Years ago when I was touring state parks to consider which might be eligible for the register or even for landmark status, and these are two that are National Historic Landmark Districts, it struck me that what we really wanted to preserve wasn’t adequately contained or expressed in the physical fabric of the most expressive places that I found, these campfire circles. Some of the most expressive points in these state parks were also the most transitory. These are things that disappear, campfire circles.

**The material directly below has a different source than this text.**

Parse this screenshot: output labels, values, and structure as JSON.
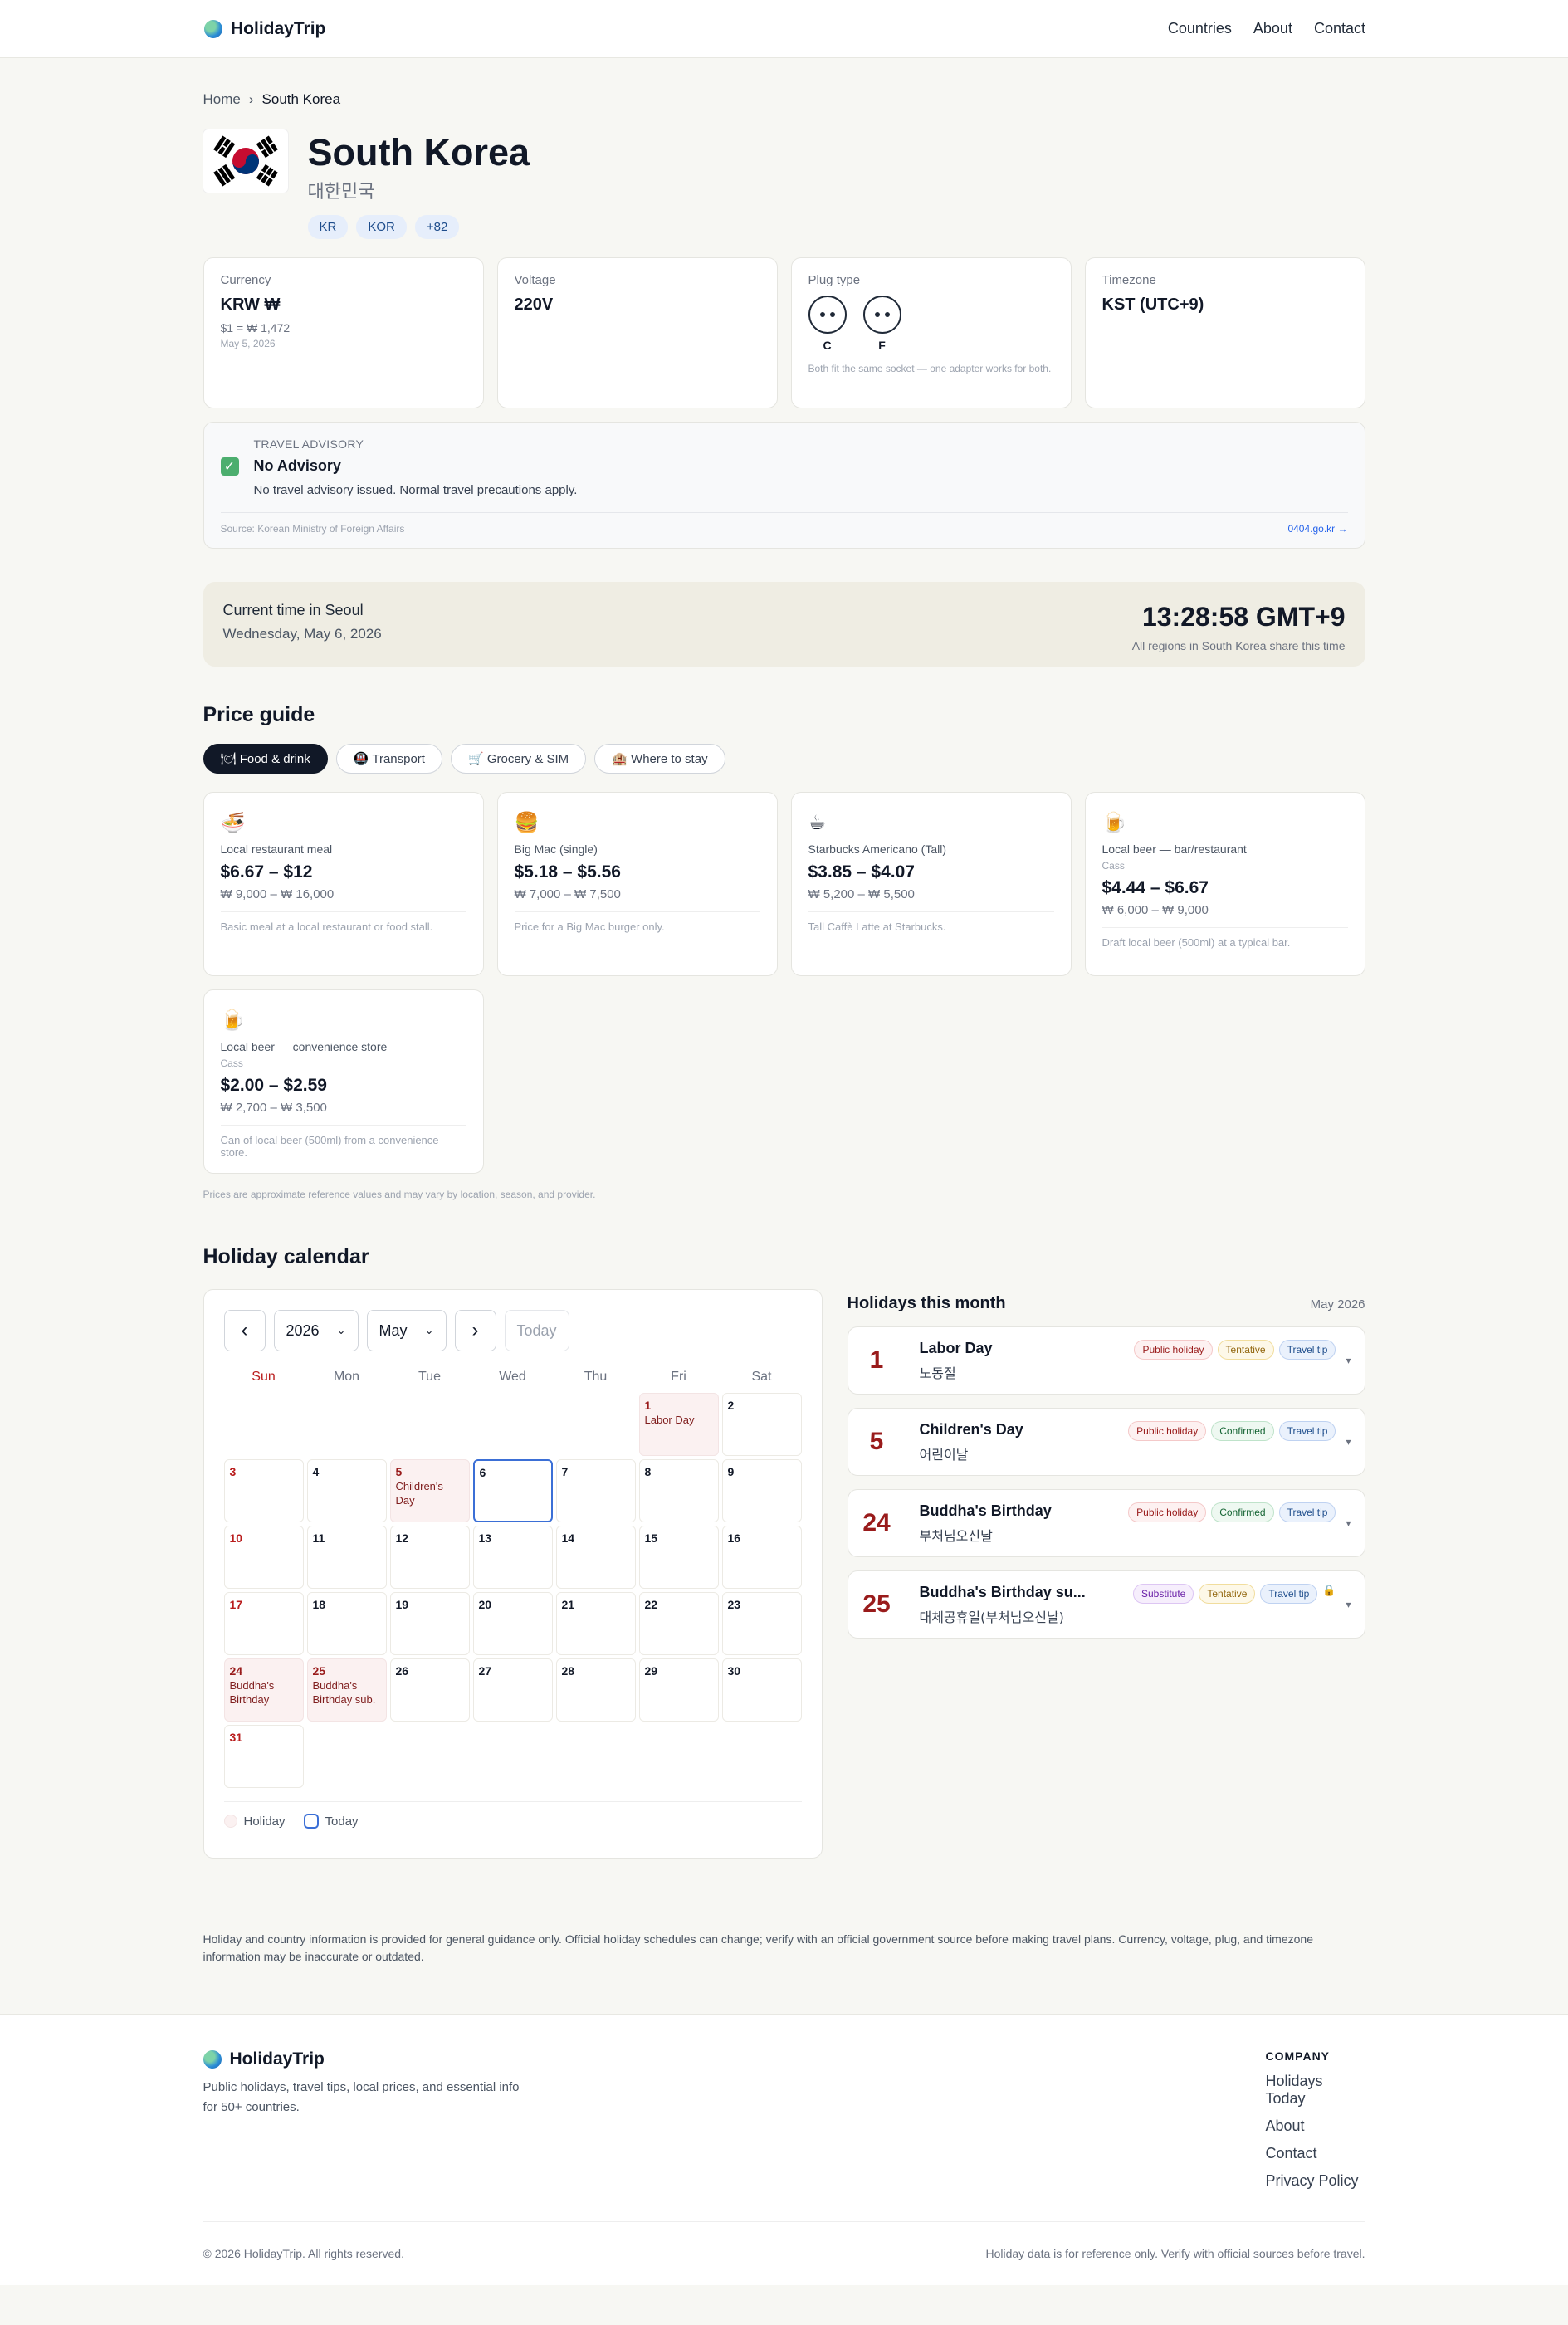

But it wasn’t the physical campfire circle we were really interested in. It was everything that it represented about the New Deal of state parks and recreational demonstration areas, as expressions of the social idealism that was given form and programming through this sort of “golden age” of American park design. Everything that was really significant about what state parks were in American life and, which we seemed to be losing at the time, and we continue. In the end, I don’t know what the answer is. But there is something very poignant about losing these things when, and at the same time more importantly, losing what they represent. What they really embody. What the significance really is of these places. Because it’s something that had to do with the programming and the social history of these parks. It was very hard to say, “Oh well I’ll list this as a contributing structure” that didn’t seem to be adequate somehow.
Some questions to end with, and I will make an assertion about whether preserving park design is still important. What eligibility should really be based on, not just architectural style but park history. That historic preservation is really not just a mandate we do because of the Historic Preservation Act. It’s really essential, vital, to the central mission and success of the National Park Service. I say that because so many buildings and landscapes that we manage through preservation are in fact the primary experience for people visiting the national park system at this point.
When you think about it, they’re all historic parks. We’re getting there. The golden age of park making was in the first half of the 20th century, lets say. They’re historic. By managing these places we are really managing the primary experience for millions of visitors to national and state park systems. So it’s really important to think about preservation in that way, not just as something we do as a mandate but as central to park management generally. Not an ancillary mandate that we’re required to fill because of some policy document or legislation. It’s really all about the primary mission of the National Park Service, which is, well we know, go back to the 1916 legislation if you want to know what it is. Thank you.
Ethan Carr, Phd, FASLA, is a landscape historian and preservationist specializing in public landscapes. He has taught at the Harvard GSD, the University of Virginia, and at the University of Massachusetts, where he is a professor. He has written two award-winning books, Wilderness by Design (1998) and Mission 66: Modernism and the National Park Dilemma (2007), and he is the volume editor of Volume 8 of the Papers of Frederick Law Olmsted, The Early Boston Years, 1882-1890 (2013). He is the co-editor of a volume on the history of world park design, Public Nature (2013).